The series was created by Dan Raspler and Dev Madan, and explored the trope of the "garage band" as it applied to superheroes: the Young Heroes (as they called themselves) were not so much a team as a somewhat haphazard grouping of superhumans who had been persuaded to work together, but were not really ready to deal with it.

The series was involved with two crossovers. Genesis featured some of the cast going through power-changes and the defeat of Kalibak. The #1,000,000 issue was a part of the DC One Million storyline. It featured mainly citizens of the future who resembled the characters but, near the end, had appearances by older versions of Off-Ramp and Frostbite.

==Characters==
- Hard Drive (Jeremy Horton) is the team's self-proclaimed leader. A powerful telekinetic, he also has telepathic powers of persuasion which he keeps a secret. Hard Drive has preconceived notions as to how the team members should behave and interact, and was not above manipulating their minds and behaviors to fit these notions. He eventually has a nervous breakdown, after which he retires from being a hero and becomes governor of Connecticut.

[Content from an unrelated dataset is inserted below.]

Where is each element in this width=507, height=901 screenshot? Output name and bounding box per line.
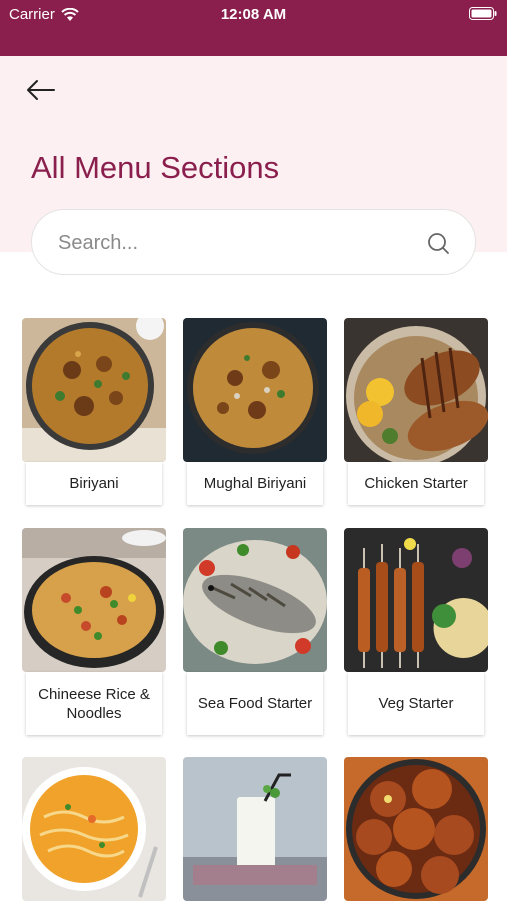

- Off-Ramp (George Sloan) has the ability to open portals to anywhere in time and space and ride a vehicle through it. Off-Ramp's preferred vehicle is his hot-rod, a car he has named "Roadshow". He is eventually revealed to be one of a small clan of "travelers" who share his abilities. He is a loving father and his young son lives in Italy.
- Monstergirl (Rita Lopez) has the ability to shapeshift into animals, monsters, and even human forms. Monstergirl joined the group along with her childhood friend Thunderhead. She eventually discovers that she is an alien being. She goes to work for Hard Drive when he becomes governor of Connecticut.
- Bonfire (Anne Fletcher) is a pyrokinetic. Hard Drive and Monstergirl tried to manipulate Bonfire into a romance with Thunderhead, but she was more interested in Frostbite.
- Thunderhead (Scott Tucker) is superhumanly strong and resistant to damage. In the wake of the Genesis event, he gains electrical powers.
- Frostbite has cold-related powers, blue skin and hair, and pointed ears. He was later revealed to be bisexual, and to have an extended lifespan (he appeared, visibly older but alive, in the #1,000,000 issue, set thousands of years in the future).
- Junior (Benjamin Newton) is the most intelligent of the team, and stands at six inches tall. The laboratory accident responsible for his condition did not give him the ability to return to normal size.
- Zip-Kid (Stacy Taglia) is able to shrink from human size to six inches tall, and (unlike Junior) to grow back to normal. She is also able to fly, and to fire concussive blasts from her hands.